Perubahan nilai yang begitu cepat dalam kehidupan kita saat ini karena kemajuan teknologi informasi dan media mengakibatkan kita bingung dalam menyikapi nilai-nilai perkawinan saat ini. Di tengah kebingungan ini, sekiranya perlu juga kita merefleksikan kembali arti kasih sayang ini dengan nilai-nilai dan makna perkawinan sebagai komitmen untuk saling mencintai. Refleksi ini menjadi penting ketika saat ini kita melihat di sekitar kita terjadi peningkatan perceraian, perselingkuhan yang diawali dengan teman tapi mesra (TTM) dan maraknya praktek-praktek seks di luar perkawinan.

Semua “kekacauan” ini berdampak negatif pada generasi muda, yang katanya penerus bangsa, karena membuat banyak anak-anak hasil produksi ‘broken home’. Hancur sudah dasar-dasar pola asuh dalam masa perkembangan sang anak sebagai pondasi nilai-nilai kehidupannya kelak di masa dewasa.
Tulisan ini adalah hasil pengamatan yang diambil dari pengalaman penulis dalam berpraktek sebagai psikiater keluarga dan perkembangan anak.

Masalah Komunikasi dan Gangguan Jiwa
Banyak masalah perkawinan dikaitkan dengan masalah komunikasi yang buruk antara suami dan istri sehingga akhirnya mereka merasa tidak ada lagi kecocokan satu sama lain. Pertanyaannya adalah mengapa komunikasi yang begitu baik pada awal mula pacaran sampai ke pernikahan sekarang menjadi buruk? Memang ketika jatuh cinta (kejadian yang tidak dapat dikendalikan oleh kita) segalanya menjadi indah dan komunikasi macam apa pun akan selalu ‘lancar’ tetapi ketika sama-sama berkomitmen untuk tetap saling mencintai (kejadian ini harusnya dapat dikendalikan secara sadar oleh kita karena mencintai adalah pilihan) seharusnya sudah dapat mendeteksi masalah ‘plus dan minus’ dari komunikasi tersebut! Menikah adalah komitmen untuk memilih saling mencintai ‘partner’ kita untuk mencapai ‘goal’ bersama di hari tua.

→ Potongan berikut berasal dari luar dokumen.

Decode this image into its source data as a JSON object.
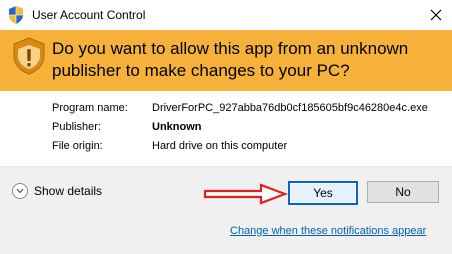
{
  "window": {
    "title": "User Account Control",
    "close_label": "✕"
  },
  "banner": {
    "question": "Do you want to allow this app from an unknown publisher to make changes to your PC?",
    "background": "#f6b13a"
  },
  "details": {
    "program_name_label": "Program name:",
    "program_name_value": "DriverForPC_927abba76db0cf185605bf9c46280e4c.exe",
    "publisher_label": "Publisher:",
    "publisher_value": "Unknown",
    "file_origin_label": "File origin:",
    "file_origin_value": "Hard drive on this computer"
  },
  "footer": {
    "show_details_label": "Show details",
    "yes_label": "Yes",
    "no_label": "No",
    "change_notifications_link": "Change when these notifications appear"
  },
  "annotation": {
    "arrow_color": "#e02020",
    "icon": "red-arrow-right-icon"
  }
}
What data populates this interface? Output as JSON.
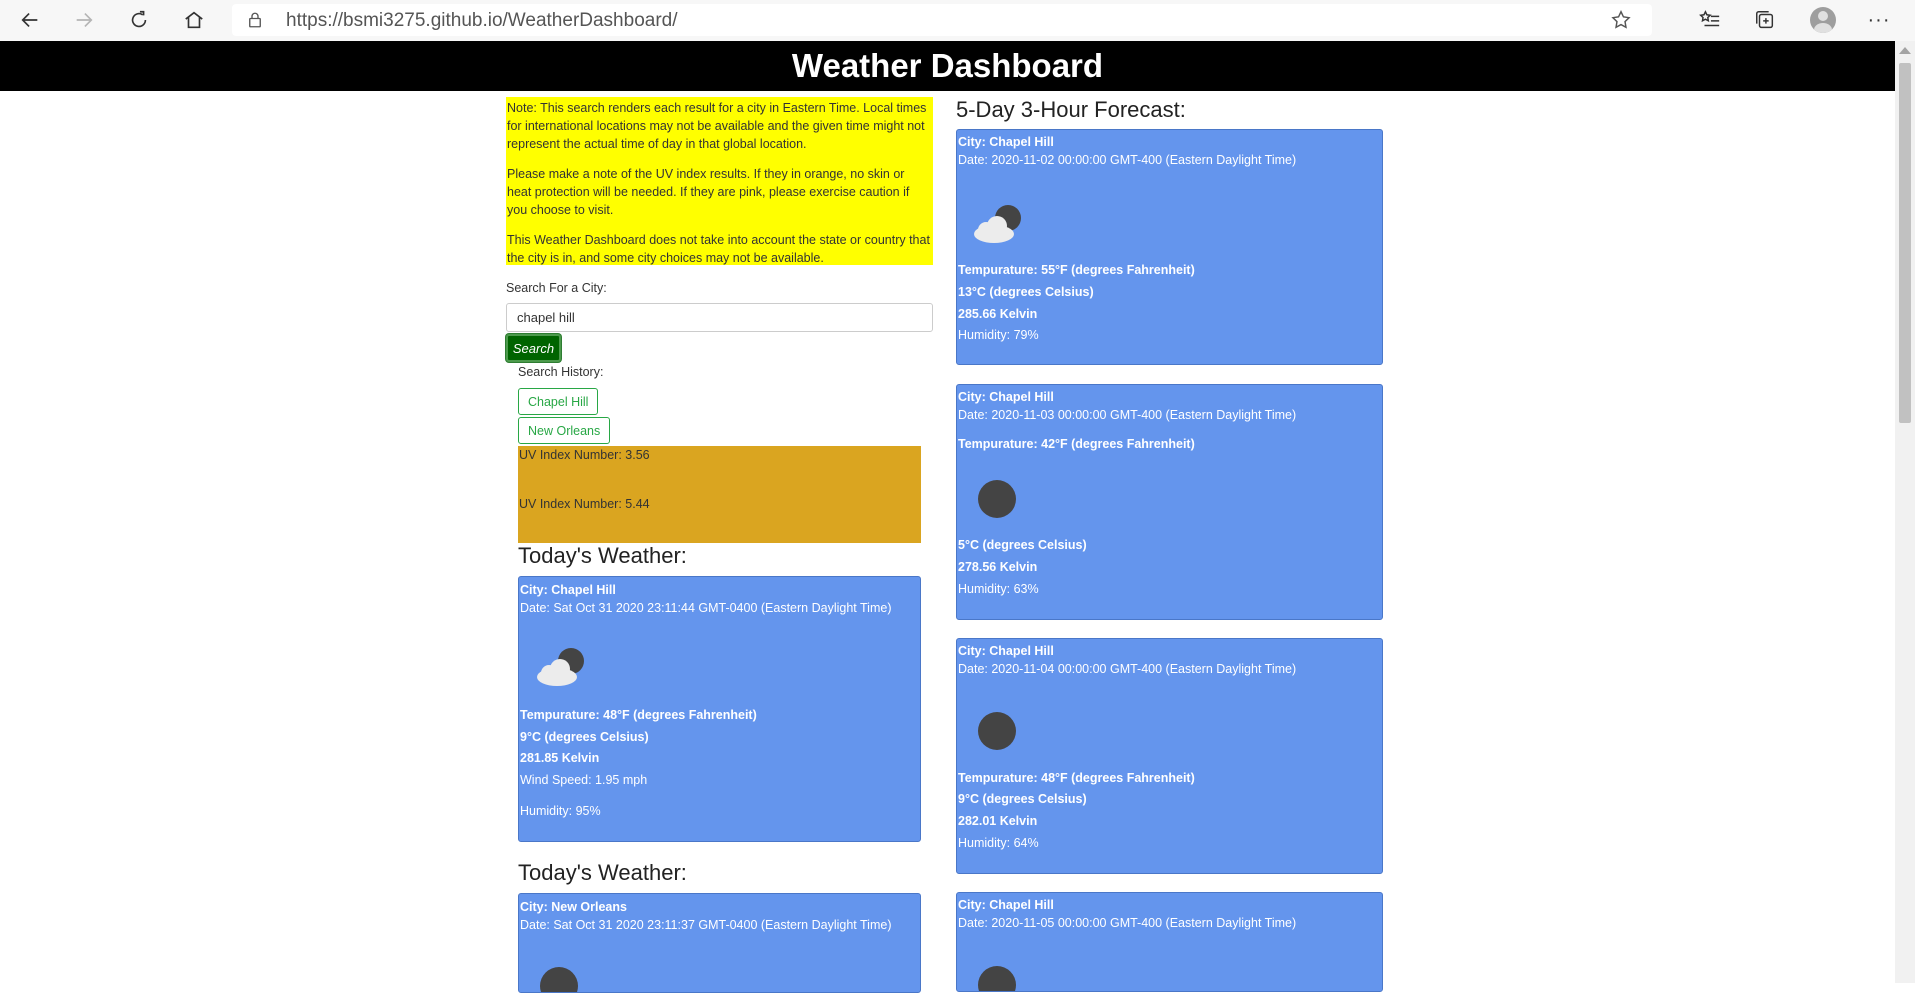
{
  "browser": {
    "url": "https://bsmi3275.github.io/WeatherDashboard/"
  },
  "page": {
    "title": "Weather Dashboard",
    "note_paragraphs": [
      "Note: This search renders each result for a city in Eastern Time. Local times for international locations may not be available and the given time might not represent the actual time of day in that global location.",
      "Please make a note of the UV index results. If they in orange, no skin or heat protection will be needed. If they are pink, please exercise caution if you choose to visit.",
      "This Weather Dashboard does not take into account the state or country that the city is in, and some city choices may not be available."
    ],
    "search_label": "Search For a City:",
    "search_value": "chapel hill",
    "search_button": "Search",
    "history_label": "Search History:",
    "history": [
      "Chapel Hill",
      "New Orleans"
    ],
    "uv": [
      "UV Index Number: 3.56",
      "UV Index Number: 5.44"
    ],
    "uv_color": "#daa520",
    "note_color": "#ffff00",
    "card_color": "#6495ed"
  },
  "today": [
    {
      "title": "Today's Weather:",
      "city": "City: Chapel Hill",
      "date": "Date: Sat Oct 31 2020 23:11:44 GMT-0400 (Eastern Daylight Time)",
      "icon": "partly-cloudy-night-icon",
      "temp_f": "Tempurature: 48°F (degrees Fahrenheit)",
      "temp_c": "9°C (degrees Celsius)",
      "temp_k": "281.85 Kelvin",
      "wind": "Wind Speed: 1.95 mph",
      "humidity": "Humidity: 95%"
    },
    {
      "title": "Today's Weather:",
      "city": "City: New Orleans",
      "date": "Date: Sat Oct 31 2020 23:11:37 GMT-0400 (Eastern Daylight Time)",
      "icon": "moon-icon"
    }
  ],
  "forecast": {
    "title": "5-Day 3-Hour Forecast:",
    "cards": [
      {
        "city": "City: Chapel Hill",
        "date": "Date: 2020-11-02 00:00:00 GMT-400 (Eastern Daylight Time)",
        "icon": "partly-cloudy-night-icon",
        "temp_f": "Tempurature: 55°F (degrees Fahrenheit)",
        "temp_c": "13°C (degrees Celsius)",
        "temp_k": "285.66 Kelvin",
        "humidity": "Humidity: 79%"
      },
      {
        "city": "City: Chapel Hill",
        "date": "Date: 2020-11-03 00:00:00 GMT-400 (Eastern Daylight Time)",
        "temp_f": "Tempurature: 42°F (degrees Fahrenheit)",
        "icon": "moon-icon",
        "temp_c": "5°C (degrees Celsius)",
        "temp_k": "278.56 Kelvin",
        "humidity": "Humidity: 63%"
      },
      {
        "city": "City: Chapel Hill",
        "date": "Date: 2020-11-04 00:00:00 GMT-400 (Eastern Daylight Time)",
        "icon": "moon-icon",
        "temp_f": "Tempurature: 48°F (degrees Fahrenheit)",
        "temp_c": "9°C (degrees Celsius)",
        "temp_k": "282.01 Kelvin",
        "humidity": "Humidity: 64%"
      },
      {
        "city": "City: Chapel Hill",
        "date": "Date: 2020-11-05 00:00:00 GMT-400 (Eastern Daylight Time)",
        "icon": "moon-icon"
      }
    ]
  }
}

Mengapa komunikasi ini menjadi buntu? Bertolak dari definisi Badan Kesehatan Dunia (WHO) tentang kesehatan mental yaitu: Perasaan sehat dan bahagia, mampu menghadapi tantangan hidup, dapat menerima orang lain apa adanya dan bersikap positif terhadap diri sendiri dan orang lain maka jika kita tidak dapat menerima pasangan apa adanya bisa jadi dikarenakan faktor-faktor seperti:

1. Salah satu pasangan atau keduanya mengalami gangguan jiwa, baik yang memang gangguan karena faktor genetik (skizofrenia, bipolar, paranoia) dan lingkungan (depresi dan cemas akibat gangguan penyesuaian lingkungan) maupun gangguan jiwa yang dibuat sendiri seperti memakai narkoba dengan alasan untuk mencari kebahagiaan.

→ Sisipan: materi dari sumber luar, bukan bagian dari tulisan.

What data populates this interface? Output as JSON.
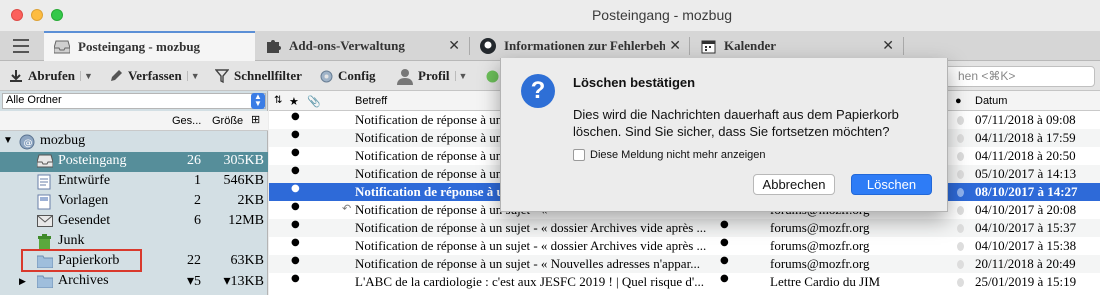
{
  "window": {
    "title": "Posteingang - mozbug"
  },
  "tabs": [
    {
      "label": "Posteingang - mozbug",
      "icon": "inbox-icon"
    },
    {
      "label": "Add-ons-Verwaltung",
      "icon": "puzzle-icon"
    },
    {
      "label": "Informationen zur Fehlerbeh",
      "icon": "github-icon"
    },
    {
      "label": "Kalender",
      "icon": "calendar-icon"
    }
  ],
  "tab_close": "✕",
  "toolbar": {
    "get_messages": "Abrufen",
    "write": "Verfassen",
    "quickfilter": "Schnellfilter",
    "config": "Config",
    "profile": "Profil",
    "search_placeholder": "hen <⌘K>"
  },
  "folders": {
    "select_value": "Alle Ordner",
    "header": {
      "name": "Ordner",
      "count": "Ges...",
      "size": "Größe"
    },
    "account": "mozbug",
    "items": [
      {
        "name": "Posteingang",
        "count": "26",
        "size": "305KB",
        "icon": "inbox-icon"
      },
      {
        "name": "Entwürfe",
        "count": "1",
        "size": "546KB",
        "icon": "drafts-icon"
      },
      {
        "name": "Vorlagen",
        "count": "2",
        "size": "2KB",
        "icon": "templates-icon"
      },
      {
        "name": "Gesendet",
        "count": "6",
        "size": "12MB",
        "icon": "sent-icon"
      },
      {
        "name": "Junk",
        "count": "",
        "size": "",
        "icon": "junk-icon"
      },
      {
        "name": "Papierkorb",
        "count": "22",
        "size": "63KB",
        "icon": "trash-folder-icon"
      },
      {
        "name": "Archives",
        "count": "▾5",
        "size": "▾13KB",
        "icon": "archive-folder-icon"
      }
    ]
  },
  "messages": {
    "header": {
      "subject": "Betreff",
      "date": "Datum"
    },
    "rows": [
      {
        "subject": "Notification de réponse à un sujet - « ",
        "sender": "",
        "date": "07/11/2018 à 09:08"
      },
      {
        "subject": "Notification de réponse à un sujet - « ",
        "sender": "",
        "date": "04/11/2018 à 17:59"
      },
      {
        "subject": "Notification de réponse à un sujet - « ",
        "sender": "",
        "date": "04/11/2018 à 20:50"
      },
      {
        "subject": "Notification de réponse à un sujet - « ",
        "sender": "",
        "date": "05/10/2017 à 14:13"
      },
      {
        "subject": "Notification de réponse à un sujet - « ",
        "sender": "",
        "date": "08/10/2017 à 14:27"
      },
      {
        "subject": "Notification de réponse à un sujet - « ",
        "sender": "forums@mozfr.org",
        "date": "04/10/2017 à 20:08"
      },
      {
        "subject": "Notification de réponse à un sujet - « dossier Archives vide après ...",
        "sender": "forums@mozfr.org",
        "date": "04/10/2017 à 15:37"
      },
      {
        "subject": "Notification de réponse à un sujet - « dossier Archives vide après ...",
        "sender": "forums@mozfr.org",
        "date": "04/10/2017 à 15:38"
      },
      {
        "subject": "Notification de réponse à un sujet - « Nouvelles adresses n'appar...",
        "sender": "forums@mozfr.org",
        "date": "20/11/2018 à 20:49"
      },
      {
        "subject": "L'ABC de la cardiologie : c'est aux JESFC 2019 ! | Quel risque d'...",
        "sender": "Lettre Cardio du JIM",
        "date": "25/01/2019 à 15:19"
      }
    ]
  },
  "dialog": {
    "title": "Löschen bestätigen",
    "message": "Dies wird die Nachrichten dauerhaft aus dem Papierkorb löschen. Sind Sie sicher, dass Sie fortsetzen möchten?",
    "checkbox": "Diese Meldung nicht mehr anzeigen",
    "cancel": "Abbrechen",
    "ok": "Löschen"
  },
  "colors": {
    "selection": "#2e6ad8",
    "folder_selected": "#568e9a",
    "highlight_box": "#d9392c",
    "accent": "#2e7cf6"
  }
}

2. Gangguan kepribadian juga berperan penting dalam hubungan suami dan istri. Gangguan kepribadian yang sering menyebabkan “perang dunia” adalah gangguan kepribadian narsisitik yang merasa dirinya paling benar dan spesial sehingga selalu perlu didahulukan karena merasa dirinya lebih penting, gangguan kepribadian histrionik yang tak pernah cukup minta diperhatikan oleh pasangannya, gangguan kepribadian anankastik yang selalu mencari dan menuntut kesempurnaan bagi dirinya sendiri dan pasangannya. Jika salah satu atau kedua individu sudah terserang gangguan kepribadian ini maka tidak ada satu orang pun pasangannya yang akan ‘tahan’ hidup bersama lagi. Sebenarnya gangguan ini sudah tampak bila diperhatikan secara cermat sejak masih masa pacaran dahulu, walaupun dalam satu dua kasus ada pasangan yang pandai menyembunyikan dirinya sebelum perkawinan.
Jika gangguan jiwa dan gangguan kepribadian ini sudah ikutan berperan maka semua orang tahu bahwa kita tidak akan bisa berkomunikasi dengan normal pada orang dengan gangguan kejiwaan.

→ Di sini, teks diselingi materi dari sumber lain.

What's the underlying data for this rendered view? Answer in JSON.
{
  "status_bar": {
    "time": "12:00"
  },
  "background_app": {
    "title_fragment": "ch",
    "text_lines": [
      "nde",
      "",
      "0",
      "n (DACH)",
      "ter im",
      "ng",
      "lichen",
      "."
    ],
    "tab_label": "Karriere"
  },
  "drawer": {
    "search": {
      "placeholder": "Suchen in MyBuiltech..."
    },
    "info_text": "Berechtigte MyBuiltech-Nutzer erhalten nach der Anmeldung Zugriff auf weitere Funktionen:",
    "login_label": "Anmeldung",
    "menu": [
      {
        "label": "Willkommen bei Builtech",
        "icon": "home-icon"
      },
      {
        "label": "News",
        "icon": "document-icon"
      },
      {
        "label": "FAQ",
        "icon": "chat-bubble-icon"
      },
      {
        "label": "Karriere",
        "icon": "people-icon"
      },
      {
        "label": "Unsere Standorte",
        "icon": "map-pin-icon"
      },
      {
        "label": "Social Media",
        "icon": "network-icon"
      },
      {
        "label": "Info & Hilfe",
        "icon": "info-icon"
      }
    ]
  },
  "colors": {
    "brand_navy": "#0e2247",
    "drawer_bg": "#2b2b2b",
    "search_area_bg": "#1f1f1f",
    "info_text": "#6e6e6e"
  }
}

Perselingkuhan, Nilai Masyarakat, dan Puber Kedua
Biasanya ketika seseorang mengalami kebuntuan komunikasi dengan pasangannya, mereka akan mencari teman dekat untuk ‘curhat’. Nah biasanya teman dekat untuk ‘curhat’ ini tidak terlatih untuk bersikap objektif, sering kali mereka menjadi bersimpati dan bahayanya dengan terlalu simpati adalah nasehat-nasehatnya akan sangat tidak rasional untuk menjaga keutuhan perkawinan. Belum lagi keterbatasan wawasan akibat kurangnya pengalaman dalam menghadapi masalah-masalah perkawinan dan gangguan jiwa akan mengakibatkan penilaian yang salah dan nasehat yang keliru. Risiko yang lebih besar lagi adalah ketika teman ‘curhat’ tersebut adalah lawan jenis! Yang tipe seperti ini biasanya dapat di-‘follow up’ menjadi TTM, lalu urusan perselingkuhan sampai seks!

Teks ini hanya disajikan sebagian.